No México, houve uma divisão imediata. Na Cidade do México, os dois principais tópicos de tendências no Twitter foram #EvoBienvenido e #EvoNoEsBienvenido

Kevin Sieff, Gabriela Martínez e Rachelle Krygier / W.Post , O Estado de S.Paulo

13 de novembro de 2019 | 06h00

Nos últimos anos, Evo Morales contestou os limites de mandatos e prendeu líderes da oposição, mas cultivou um forte aliado no México: Andrés Manuel López Obrador, um ex-ativista que fez carreira política defendendo os direitos dos indígenas, uma causa que o conectou ao boliviano. 

Quando López Obrador foi eleito presidente do México, no ano passado, convidou Evo para sua posse. Evo retribuiu, chamando o mexicano de “brilhante esperança”. Até esta semana, essa lealdade parecia de pouca relevância geopolítica.
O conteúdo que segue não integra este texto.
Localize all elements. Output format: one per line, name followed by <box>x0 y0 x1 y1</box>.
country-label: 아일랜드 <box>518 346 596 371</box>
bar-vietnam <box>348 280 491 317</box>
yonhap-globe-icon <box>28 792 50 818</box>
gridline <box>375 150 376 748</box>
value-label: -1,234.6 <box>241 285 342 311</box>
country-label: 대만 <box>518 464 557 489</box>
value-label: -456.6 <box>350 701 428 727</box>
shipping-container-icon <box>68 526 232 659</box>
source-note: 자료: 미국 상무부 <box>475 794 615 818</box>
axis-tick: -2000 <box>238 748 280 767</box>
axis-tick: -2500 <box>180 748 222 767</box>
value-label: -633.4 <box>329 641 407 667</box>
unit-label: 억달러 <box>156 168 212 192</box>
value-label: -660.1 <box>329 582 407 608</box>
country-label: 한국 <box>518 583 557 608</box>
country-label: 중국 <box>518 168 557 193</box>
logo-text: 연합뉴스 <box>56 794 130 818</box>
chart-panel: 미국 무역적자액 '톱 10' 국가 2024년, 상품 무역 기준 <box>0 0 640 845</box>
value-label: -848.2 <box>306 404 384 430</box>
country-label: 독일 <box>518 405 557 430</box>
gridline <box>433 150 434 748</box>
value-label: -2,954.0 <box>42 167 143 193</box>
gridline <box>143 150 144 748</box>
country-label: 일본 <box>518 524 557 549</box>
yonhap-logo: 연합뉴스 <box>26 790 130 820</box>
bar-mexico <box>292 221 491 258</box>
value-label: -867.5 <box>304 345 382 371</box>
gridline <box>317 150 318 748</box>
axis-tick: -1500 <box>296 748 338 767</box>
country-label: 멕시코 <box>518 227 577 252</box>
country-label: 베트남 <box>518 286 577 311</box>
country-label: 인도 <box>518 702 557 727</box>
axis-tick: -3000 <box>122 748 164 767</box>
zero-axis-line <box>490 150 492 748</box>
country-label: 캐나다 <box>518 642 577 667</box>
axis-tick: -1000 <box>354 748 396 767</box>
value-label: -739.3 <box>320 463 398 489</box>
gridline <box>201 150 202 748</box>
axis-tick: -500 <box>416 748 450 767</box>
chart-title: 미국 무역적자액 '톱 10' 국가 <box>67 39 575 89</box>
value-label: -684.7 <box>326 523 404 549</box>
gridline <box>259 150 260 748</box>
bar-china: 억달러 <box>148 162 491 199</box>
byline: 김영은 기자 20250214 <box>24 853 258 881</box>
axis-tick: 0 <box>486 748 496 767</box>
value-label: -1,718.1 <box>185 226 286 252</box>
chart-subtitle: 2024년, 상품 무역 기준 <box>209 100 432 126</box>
Mais uma conexão retórica entre as vanguardas do populismo latino-americano, um grupo cada vez menor de líderes, na era do brasileiro Jair Bolsonaro, do colombiano Iván Duque e do chileno Sebastián Piñera

No domingo, Evo foi forçado a sair do poder e o governo mexicano imediatamente lhe ofereceu asilo político. Sua fuga para o México permite que Obrador reafirme sua lealdade esquerdista, depois de um ano em que implementou uma série de políticas anti-imigração, por pressão dos EUA, e pressionou pela aprovação de um novo acordo de livre-comércio com os americanos (Nafta).

Em tais ações, muitos viram Obrador se afastando da esquerda. Ao receber Evo, ele toma partido ao lado de um dos conflitos políticos mais voláteis da região.

“Irmãs e irmãos, parto para o México grato pelo desapego do governo daquele irmão que nos deu asilo para proteger nossas vidas”, tuitou o boliviano, na noite de segunda-feira. “Causa-me dor abandonar o país por razões políticas, mas sempre estarei presente. Em breve voltarei com mais força e energia.”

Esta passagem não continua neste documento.